Bauernhaus vor dem Kauf …
… und danach
Das Paar brachte es durch Fleiß und harte Arbeit zu einem gewissen Wohlstand, von dem auch im Dorf Notiz genommen wurde. Konrad beteiligte sich als Genosse an der gesellschaftlichen Arbeit im Dorf und wurde später sogar Mitglied des Gemeinderates. Auf seinen Wunsch hin beendete Mutter ihr Arbeitsverhältnis schon vor der Rente, damit sie nicht unter der Mehrfachbelastung von Arbeit, Haushalt und Viehversorgung zu leiden hatte. Beide mussten ja jeden Morgen vor der Arbeit noch das Vieh versorgen. Ebenso nach Feierabend, da war auch zuerst das Vieh dran, bevor sie an sich denken konnten. Stiefvater ging sogar als Rentner noch weiter mauern, obwohl er schon über siebzig Jahre alt war, bis Mutter dann forderte: „Jetzt ist aber Schluss!“
Es war kurz nach der Wende, beide waren jetzt Rentner, und es machte ihnen zunehmend Mühe, insbesondere im Winter, das Gehöft zu versorgen und in Ordnung zu halten. Deshalb schlug ich ihnen vor, ihr Haus und Grundstück zu verkaufen, denn in der Mitte der neunziger Jahre waren Bauerhöfe sehr begehrt und erzielten gute Preise. Konrad sah dies auch ein, aber meine Mutter wollte sich absolut nicht von Haus und Hof trennen, nachdem sie doch so viele Entbehrungen hatten hinnehmen müssen und dafür so geschuftet hatten. Als sich jedoch ihre gesundheitlichen Probleme verstärkten, kam auch Mutter zu der Einsicht, dass es sinnvoll wäre, das Anwesen zu verkaufen und in eine Wohnung zu ziehen. – Aber nun, im Jahr 2003, hatte sich der Markt völlig geändert und war überschwemmt von Immobilien.
* * *
Da viele der Kinder fortgezogen waren, lebten in den Bauernhäusern oft nur noch ihre alten Eltern, viele Höfe standen sogar leer. Das führte dazu, dass der öffentliche Nahverkehr mehr und mehr eingestellt wurde und beinahe zum Erliegen kam. In manchen Dörfern war man froh, wenn wenigstens ein Bus am Tag fuhr. Die wenigen Einkaufsmöglichkeiten, wie der allerorts übliche Dorf-Konsum, wurden geschlossen genau wie die Gaststätten. Die ehemals gesellschaftlichen Höhepunkte, Dorffeste, Tanzveranstaltungen, Faschingsfeiern, gab es nicht mehr. Jetzt war nichts mehr los auf dem Dorf, Fuchs und Hase sagten sich gute Nacht – was wiederum die jungen Menschen in die Stadt trieb.

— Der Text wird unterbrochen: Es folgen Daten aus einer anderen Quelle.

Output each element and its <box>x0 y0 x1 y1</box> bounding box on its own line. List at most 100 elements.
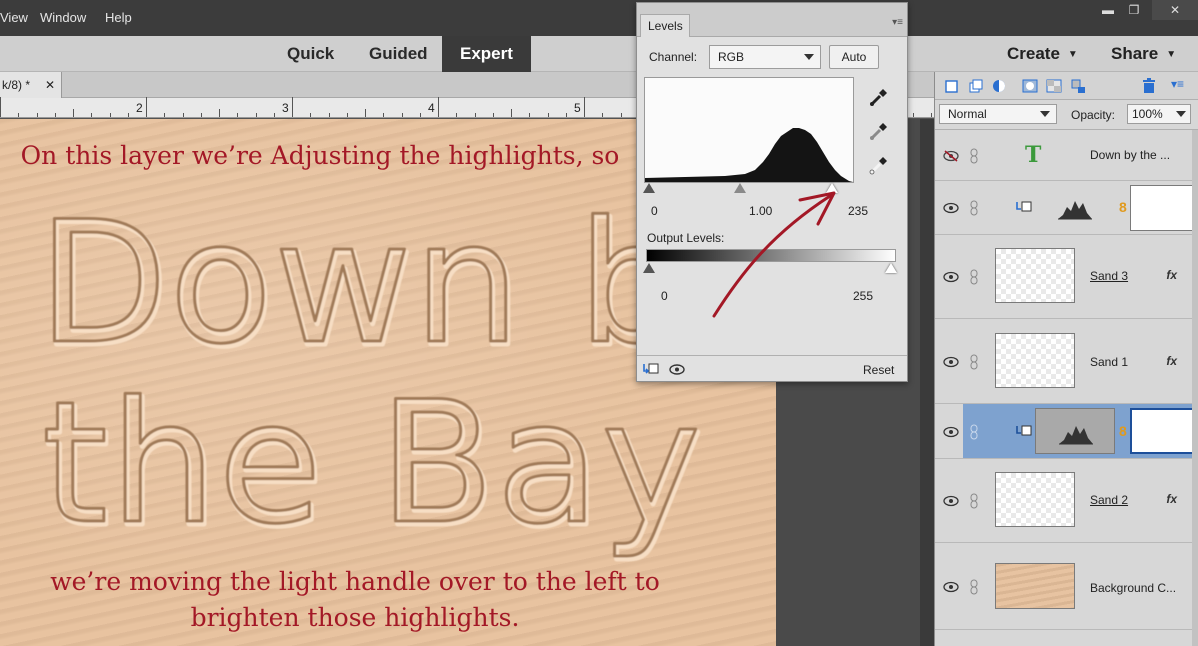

Es sollten Jahre vergehen, bis es wieder ein gemeinschaftliches Dorfleben gab. Als nämlich die Jugend auf einmal feststellte, dass es sich auf dem Dorf doch ganz gut leben lässt. Junge Paare erkannten die Vorzüge, sie wollten der Großstadthektik entfliehen und ihren Kindern ein ruhiges und sicheres Zuhause zu bieten. So übernahmen sie die Häuser ihrer Eltern oder bauten neu, aber nur in der näheren Umgebung ihrer Arbeit. Einige wurden auch zu Wochenendpendler, was jedoch das Familienleben belastet. Heute ist das Leben auf dem Lande wieder attraktiv und eine begehrte Alternative zum Stadtleben.
1 ABV (Abschnittsbevollmächtigter): Polizist der Volkspolizei, zuständig in der Gemeinde.
2 Volkskammer: Parlament und höchstes Verfassungsorgan der DDR.